For genetic diseases

People who are carriers of a monogenic disease have a high risk of transmitting this condition to their offspring. The Preimplantational Genetic Test (PGT), which is the technique previously known as Preimplantational Genetic Diagnosis (PGD), makes it possible to have a child without transmitting the genetic disease.

At Institut Marquès, PGT is carried out using the Next Generation Sequencing (NGS) technique, analysing all the chromosomes of the embryo. This method, currently the most innovative applied in the genetic diagnosis of embryos, allows us to know if they have inherited the disease that has been studied, as well as analysing the chromosomal content simultaneously.

In order to evaluate each case in a personalised way and to give a better orientation to the couple about their prognosis, the best option is always to request a visit to our Biology Service.

What are monogenic diseases?

Monogenic diseases are those caused by the alteration or mutation of a specific gene of the affected person. Examples of monogenic diseases are cystic fibrosis, sickle cell anaemia, Tay Sachs disease, myotonic dystrophy or Duchenne muscular dystrophy, to name a few.

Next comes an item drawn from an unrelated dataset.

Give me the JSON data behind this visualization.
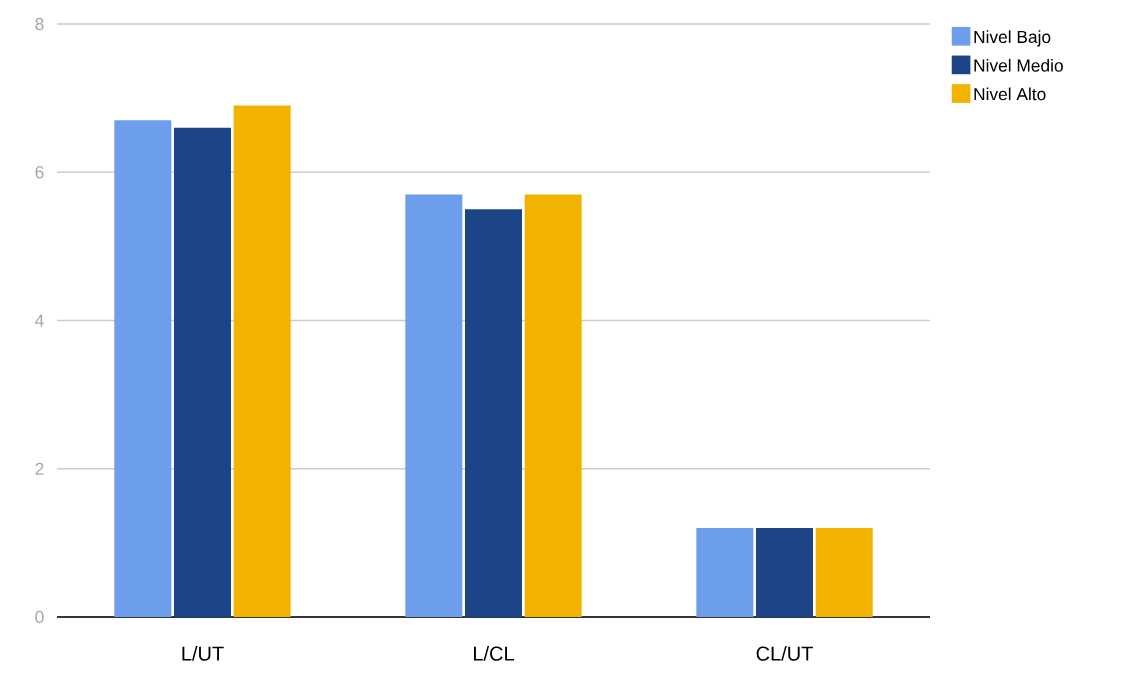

There are different types of monogenic diseases:

• Autosomal: The affected gene is located on non-sex chromosomes.
  • Autosomal recessive: 25% of the offspring are affected by the disease (e.g. cystic fibrosis, sickle cell anaemia, thalassaemias, phenylketonuria, metabolic aminoacidopathies, etc.).
  • Autosomal dominant: 50% of the offspring are affected by the disease (Huntington, myotonic dystrophy, Marfan, predisposition to cancer (neurofibromatosis type I, Von-Hippel Lindau, Li-Fraumeni, APC, etc.).
• Sex-linked: The affected gene is located on one of the sex chromosomes.
  • X-linked dominant: X-linked dominant traits are rare, but do exist. They occur in females who have only one copy of the gene and in males who have the mutated gene on the only X chromosome they have. Both sons and daughters of an affected mother have a 50% chance of being affected. Affected males, on the other hand, only pass the disease on to their daughters; their sons will be healthy.
  • X-linked recessive: In these cases, even if the female carries an abnormal gene, she will not have the disease, because the normal X chromosome will compensate for the abnormality. On the other hand, any male who receives the abnormal X chromosome will have the disease. Each male child born to a female carrier of an X-linked recessive disease has a 50% chance of inheriting the defective gene and thus developing the disease. Each of the daughters will have a 50% chance of inheriting the defective gene and being a carrier of the disease. Carriers usually have no symptoms of the disease, but may have an affected child. A man affected by an X-linked disease cannot pass the disease on to his sons, because he carries the Y chromosome, but he will pass it on to all his daughters. Example: haemophilia.

Who is interested in PGT?

All patients who are carriers of a genetic disease. It can be said that in practically all genetic diseases it is feasible to perform a PGT as long as the mutation, the associated gene and the chromosome where the gene is located are known. Examples of the most common are:

• Cystic fibrosis
• Beta thalassaemia
• Duchenne Muscular Dystrophy
• Fragile-X syndrome
• Haemophilia A and B
• Huntington’s disease
• Tay-Sachs
• Spinal muscular atrophy
• Sickle cell anaemia
• Myotonic dystrophy
• Gaucher disease
• Marfan syndrome
• Neurofibromatosis Type I
• Retinitis pigmentosa
• Etc.

How is Preimplantation Genetic Testing performed?

1. In Vitro Fertilisation to obtain the embryos.
2. Embryo biopsy. The biopsy can be performed during the third day of embryo development, or between the fifth and sixth day when the embryo has reached the blastocyst stage.
3. Diagnostic genetic analysis. The cell obtained by biopsy is processed for analysis and subjected to genetic study.
4. Embryo transfer. The result of the genetic analysis is transmitted to the assisted reproduction team by means of a detailed report and a decision is made as to which embryos will be transferred according to the PGT result and the morphological characteristics of embryo viability. If the biopsy is performed on the third day of development, the embryo transfer to the maternal uterus can be performed immediately after the analysis, normally 5 days after the recovery of the oocytes. In cases where the biopsy is performed between the fifth and sixth day of development, it will be necessary to freeze the embryos and schedule the transfer at a later date.

Can PGT damage the embryo?

It is a very sophisticated technique but performed by expert biologists does not adversely affect the development of the embryo.